Donnerstag, Juni 30, 2011

"Kachelpanik": Wie die "taz"-Soziologin Ilse Lenz ihre Leser irreführt

Bei der "taz" hat die Gender-Soziologin Ilse Lenz gemerkt, dass durch uns Männerrechtler Falschbeschuldigungen bei Vergewaltigungen plötzlich Thema geworden sind. Sichtlich bemüht und mit einigem rhetorischen Aufwand, versucht sie nun gegenzusteuern. Nur ein Auszug aus dem insgesamt lesenswerten (wenn auch im negativen Sinne) Artikel:

So fragt etwa der Publizist und "Männerrechtler" Arne Hoffmann vom Verein AGENS zunächst besorgt: "Sind Sie der nächste Jörg Kachelmann?", um gleich hinterherzuschieben: "Polizisten und Wissenschaftler: Bei Vergewaltigungsvorwürfen lügen Frauen häufig." Obwohl die Studie genau das Gegenteil belegt, zitiert Hoffmann selektiv diese eine Äußerung, "dass deutlich mehr als die Hälfte der angezeigten Sexualstraftaten vorgetäuscht" würde, um zu dem Schluss zu kommen: "Von einer hohen Zahl an Falschbeschuldigungen geht auch die Untersuchung ,Vergewaltigung und sexuelle Nötigung in Bayern', herausgegeben im Jahr 2005 vom Bayrischen Landeskriminalamt, aus." Hoffmann zitiert auch einen britischen Polizisten, der unter dem Pseudonym Inspector Gadget in seinem Weblog schreibt, "dass von zehn Vergewaltigungen, die unserer Dienststelle gemeldet werden, sich mindestens acht als Unfug herausstellen.
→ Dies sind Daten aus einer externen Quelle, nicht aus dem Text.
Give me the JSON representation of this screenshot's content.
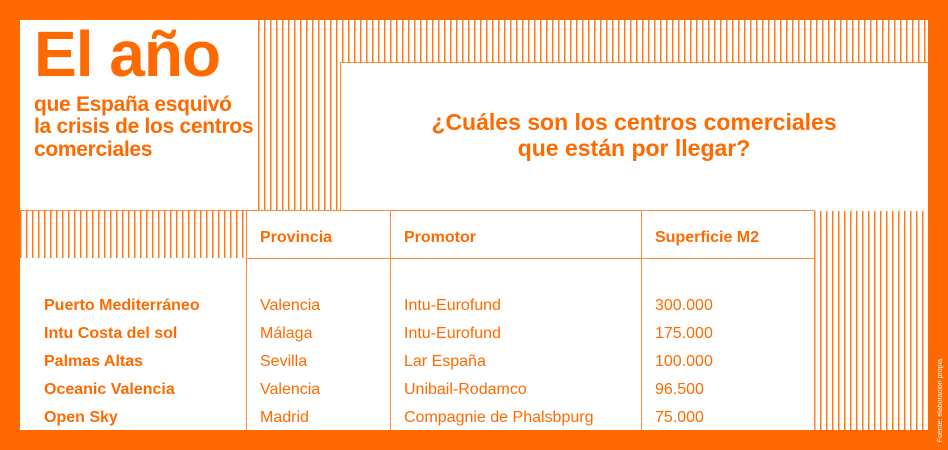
{
  "header": {
    "title": "El año",
    "subtitle": "que España esquivó la crisis de los centros comerciales",
    "question": "¿Cuáles son los centros comerciales que están por llegar?"
  },
  "table": {
    "columns": [
      "",
      "Provincia",
      "Promotor",
      "Superficie M2"
    ],
    "rows": [
      {
        "name": "Puerto Mediterráneo",
        "provincia": "Valencia",
        "promotor": "Intu-Eurofund",
        "superficie": "300.000"
      },
      {
        "name": "Intu Costa del sol",
        "provincia": "Málaga",
        "promotor": "Intu-Eurofund",
        "superficie": "175.000"
      },
      {
        "name": "Palmas Altas",
        "provincia": "Sevilla",
        "promotor": "Lar España",
        "superficie": "100.000"
      },
      {
        "name": "Oceanic Valencia",
        "provincia": "Valencia",
        "promotor": "Unibail-Rodamco",
        "superficie": "96.500"
      },
      {
        "name": "Open Sky",
        "provincia": "Madrid",
        "promotor": "Compagnie de Phalsbpurg",
        "superficie": "75.000"
      }
    ]
  },
  "source": "Fuente: elaboración propia",
  "colors": {
    "accent": "#ff6a00",
    "background": "#ffffff"
  }
}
Um fair zu sein, acht von zehn Irgendwas, die unserer Polizeidienststelle gemeldet werden, sind Unfug - warum sollte es mit Vergewaltigung anders sein?" Auch bei dem antifeministischen Verein Manndat dient die Umdeutung der BLK-Studie dazu, weitreichende politische Forderungen zu stellen.
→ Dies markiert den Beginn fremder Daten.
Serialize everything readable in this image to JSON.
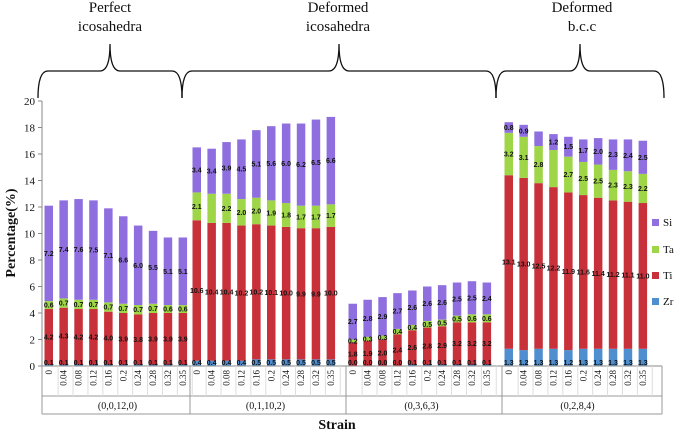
{
  "chart_data": {
    "type": "bar",
    "stacked": true,
    "xlabel": "Strain",
    "ylabel": "Percentage(%)",
    "ylim": [
      0,
      20
    ],
    "yticks": [
      0,
      2,
      4,
      6,
      8,
      10,
      12,
      14,
      16,
      18,
      20
    ],
    "legend_position": "right",
    "series": [
      {
        "name": "Zr",
        "color": "#4f8fd0"
      },
      {
        "name": "Ti",
        "color": "#c8303a"
      },
      {
        "name": "Ta",
        "color": "#9ed647"
      },
      {
        "name": "Si",
        "color": "#8f6fe0"
      }
    ],
    "headers": [
      {
        "line1": "Perfect",
        "line2": "icosahedra"
      },
      {
        "line1": "Deformed",
        "line2": "icosahedra"
      },
      {
        "line1": "Deformed",
        "line2": "b.c.c"
      }
    ],
    "groups": [
      {
        "label": "(0,0,12,0)",
        "strains": [
          "0",
          "0.04",
          "0.08",
          "0.12",
          "0.16",
          "0.2",
          "0.24",
          "0.28",
          "0.32",
          "0.35"
        ],
        "zr": [
          0.1,
          0.1,
          0.1,
          0.1,
          0.1,
          0.1,
          0.1,
          0.1,
          0.1,
          0.1
        ],
        "ti": [
          4.2,
          4.3,
          4.2,
          4.2,
          4.0,
          3.9,
          3.8,
          3.9,
          3.9,
          3.9
        ],
        "ta": [
          0.6,
          0.7,
          0.7,
          0.7,
          0.7,
          0.7,
          0.7,
          0.7,
          0.6,
          0.6
        ],
        "si": [
          7.2,
          7.4,
          7.6,
          7.5,
          7.1,
          6.6,
          6.0,
          5.5,
          5.1,
          5.1
        ],
        "zr_labels": [
          "0.1",
          "0.1",
          "0.1",
          "0.1",
          "0.1",
          "0.1",
          "0.1",
          "0.1",
          "0.1",
          "0.1"
        ],
        "ti_labels": [
          "4.2",
          "4.3",
          "4.2",
          "4.2",
          "4.0",
          "3.9",
          "3.8",
          "3.9",
          "3.9",
          "3.9"
        ],
        "ta_labels": [
          "0.6",
          "0.7",
          "0.7",
          "0.7",
          "0.7",
          "0.7",
          "0.7",
          "0.7",
          "0.6",
          "0.6"
        ],
        "si_labels": [
          "7.2",
          "7.4",
          "7.6",
          "7.5",
          "7.1",
          "6.6",
          "6.0",
          "5.5",
          "5.1",
          "5.1"
        ]
      },
      {
        "label": "(0,1,10,2)",
        "strains": [
          "0",
          "0.04",
          "0.08",
          "0.12",
          "0.16",
          "0.2",
          "0.24",
          "0.28",
          "0.32",
          "0.35"
        ],
        "zr": [
          0.4,
          0.4,
          0.4,
          0.4,
          0.5,
          0.5,
          0.5,
          0.5,
          0.5,
          0.5
        ],
        "ti": [
          10.6,
          10.4,
          10.4,
          10.2,
          10.2,
          10.1,
          10.0,
          9.9,
          9.9,
          10.0
        ],
        "ta": [
          2.1,
          2.2,
          2.2,
          2.0,
          2.0,
          1.9,
          1.8,
          1.7,
          1.7,
          1.7
        ],
        "si": [
          3.4,
          3.4,
          3.9,
          4.5,
          5.1,
          5.6,
          6.0,
          6.2,
          6.5,
          6.6
        ],
        "zr_labels": [
          "0.4",
          "0.4",
          "0.4",
          "0.4",
          "0.5",
          "0.5",
          "0.5",
          "0.5",
          "0.5",
          "0.5"
        ],
        "ti_labels": [
          "10.6",
          "10.4",
          "10.4",
          "10.2",
          "10.2",
          "10.1",
          "10.0",
          "9.9",
          "9.9",
          "10.0"
        ],
        "ta_labels": [
          "2.1",
          "",
          "2.2",
          "2.0",
          "2.0",
          "1.9",
          "1.8",
          "1.7",
          "1.7",
          "1.7"
        ],
        "si_labels": [
          "3.4",
          "3.4",
          "3.9",
          "4.5",
          "5.1",
          "5.6",
          "6.0",
          "6.2",
          "6.5",
          "6.6"
        ]
      },
      {
        "label": "(0,3,6,3)",
        "strains": [
          "0",
          "0.04",
          "0.08",
          "0.12",
          "0.16",
          "0.2",
          "0.24",
          "0.28",
          "0.32",
          "0.35"
        ],
        "zr": [
          0.0,
          0.0,
          0.0,
          0.0,
          0.1,
          0.1,
          0.1,
          0.1,
          0.1,
          0.1
        ],
        "ti": [
          1.8,
          1.9,
          2.0,
          2.4,
          2.6,
          2.8,
          2.9,
          3.2,
          3.2,
          3.2
        ],
        "ta": [
          0.2,
          0.3,
          0.3,
          0.4,
          0.4,
          0.5,
          0.5,
          0.5,
          0.6,
          0.6
        ],
        "si": [
          2.7,
          2.8,
          2.9,
          2.7,
          2.6,
          2.6,
          2.6,
          2.5,
          2.5,
          2.4
        ],
        "zr_labels": [
          "0.0",
          "0.0",
          "0.0",
          "0.0",
          "0.1",
          "0.1",
          "0.1",
          "0.1",
          "0.1",
          "0.1"
        ],
        "ti_labels": [
          "1.8",
          "1.9",
          "2.0",
          "2.4",
          "2.6",
          "2.8",
          "2.9",
          "3.2",
          "3.2",
          "3.2"
        ],
        "ta_labels": [
          "0.2",
          "0.3",
          "0.3",
          "0.4",
          "0.4",
          "0.5",
          "0.5",
          "0.5",
          "0.6",
          "0.6"
        ],
        "si_labels": [
          "2.7",
          "2.8",
          "2.9",
          "2.7",
          "2.6",
          "2.6",
          "2.6",
          "2.5",
          "2.5",
          "2.4"
        ]
      },
      {
        "label": "(0,2,8,4)",
        "strains": [
          "0",
          "0.04",
          "0.08",
          "0.12",
          "0.16",
          "0.2",
          "0.24",
          "0.28",
          "0.32",
          "0.35"
        ],
        "zr": [
          1.3,
          1.2,
          1.3,
          1.3,
          1.2,
          1.3,
          1.3,
          1.3,
          1.3,
          1.3
        ],
        "ti": [
          13.1,
          13.0,
          12.5,
          12.2,
          11.9,
          11.6,
          11.4,
          11.2,
          11.1,
          11.0
        ],
        "ta": [
          3.2,
          3.1,
          2.8,
          2.8,
          2.7,
          2.5,
          2.5,
          2.3,
          2.3,
          2.2
        ],
        "si": [
          0.8,
          0.9,
          1.1,
          1.2,
          1.5,
          1.7,
          2.0,
          2.3,
          2.4,
          2.5
        ],
        "zr_labels": [
          "1.3",
          "1.2",
          "1.3",
          "1.3",
          "1.2",
          "1.3",
          "1.3",
          "1.3",
          "1.3",
          "1.3"
        ],
        "ti_labels": [
          "13.1",
          "13.0",
          "12.5",
          "12.2",
          "11.9",
          "11.6",
          "11.4",
          "11.2",
          "11.1",
          "11.0"
        ],
        "ta_labels": [
          "3.2",
          "3.1",
          "2.8",
          "",
          "2.7",
          "2.5",
          "2.5",
          "2.3",
          "2.3",
          "2.2"
        ],
        "si_labels": [
          "0.8",
          "0.9",
          "",
          "1.2",
          "1.5",
          "1.7",
          "2.0",
          "2.3",
          "2.4",
          "2.5"
        ]
      }
    ]
  }
}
Wie so oft, wenn die "taz" versucht, Männerrechtlern Kontra zu geben, bekommt sie ihre Fakten nicht ganz auf die Reihe. Zunächst einmal ist es Unsinn, wenn Ilse Lenz behauptet, die Studie des Bayrischen LKA belege "das genaue Gegenteil" meiner Präsentation. Diese These versucht sie damit zu stützen, dass die Zahl der Anzeigen wegen Falschbeschuldigungen so gering sei. Ironischerweise bekommt ein Chefredeakteur der so oft angeprangerten BILD hier die Fakten besser auf die Reihe als die "taz", wenn er den Inhalt der LKA-Studie zusammenfasst:

Mindestens (!) ein Fünftel bis zu einem Drittel der Vorgänge sei „zweifelhaft“ und aufgrund der Gesamtumstände (widersprüchliches Verhalten des Opfers vor oder nach der Tat, Erinnerungslücken, Fehlen von Spuren, widersprüchliche oder wenig detaillierte Aussagen, Alkoholisierung) eher als falsche Verdächtigung respektive Vortäuschen einer Straftat zu werten.

Trotz der hohen Zahl an zweifelhaften Anzeigen würden nur in den seltensten Fällen Verfahren wegen falscher Verdächtigung oder Vortäuschen einer Straftat eingeleitet, nämlich in der Regel nur dann, wenn das „Opfer“ ein Geständnis ablege. Selbst dann käme es häufig wegen schwerer psychosozialer Störungen des „Opfers“ zur Einstellung des Strafverfahrens.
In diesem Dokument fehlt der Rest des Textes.